Any of these can be hybridized which means you can mix and match power sources. You can start stacking drying racks, just make sure that air can flow through and between your racks. Rotate your racks and product from top to bottom or however necessary to maintain even drying. With all foods you dry, the more uniform or even the shapes and thicknesses or the food, the more evenly it will dry. Feel free to experiment! Drier foods last longer, less dry foods have all kinds of variable textures and “rehydrate” faster when needed.
Wired food dryers.
The easiest way to get started drying foods is to pick up a little commercially bought unit. These are almost always electrically powered and have a little circulating fan. They can be found in thrift stores for a couple of bucks.

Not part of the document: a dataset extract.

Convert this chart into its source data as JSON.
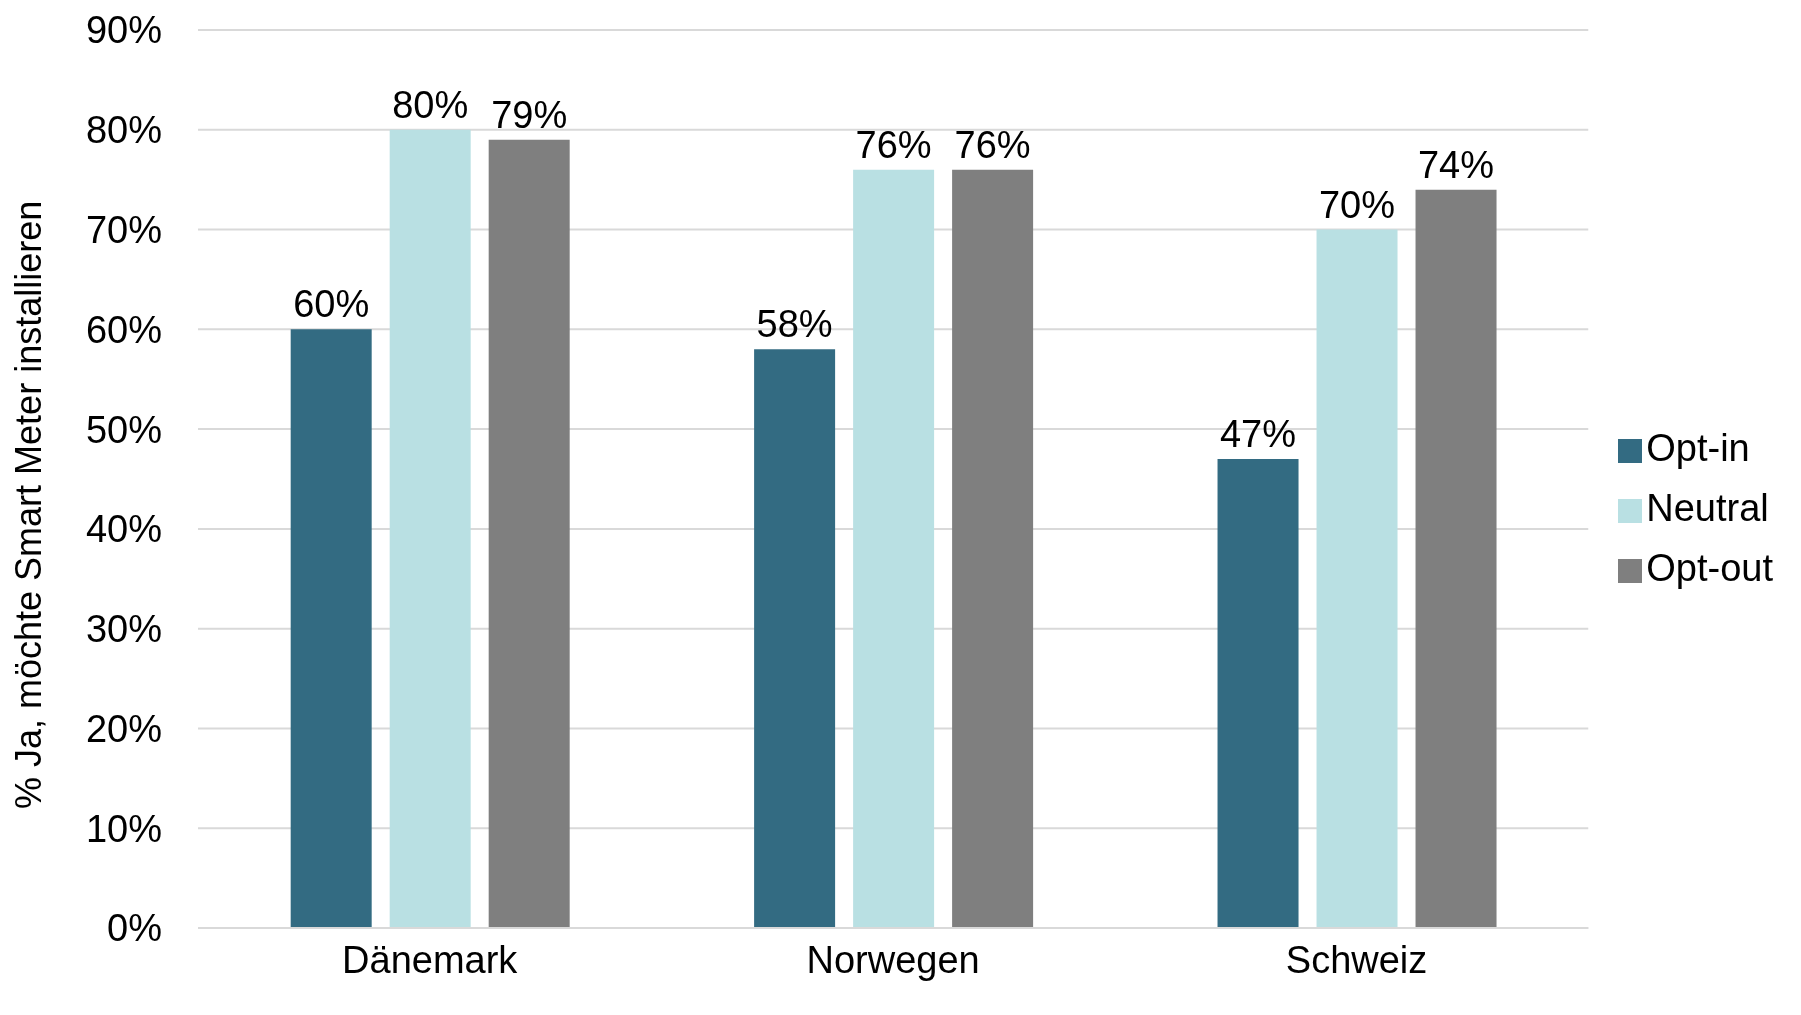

Commercial dryers are all electric these days. You could easily design your own with a blow dryer. However there’s no point in not investigating alternative heat sources.
Solar food dryers.
Solar food dryers are dandy. If you live where it’s sunny. The work marvelously in deserts that’s for sure. Solar dryers can just be a baking pan out in the sun or a string of chillies hanging or it can be a boxed-in, glass-topped affair. With a fancy solar food dryer, we design it to draw fresh, dry air up from the bottom and hot air vents from the top. Naturally, the fancier dryer is hotter, so you are rotating and moving more product through.
Fired food dryers.
Using fire to dry things like meats and fruit is pretty ancient and it speeds things up bigtime. We can dry a lot more product in a smaller area using fire (and electric for that matter) since we can stack our drying racks vertically as tall as we like. With fire you are keeping very busy rotating drying racks and keeping the fires even.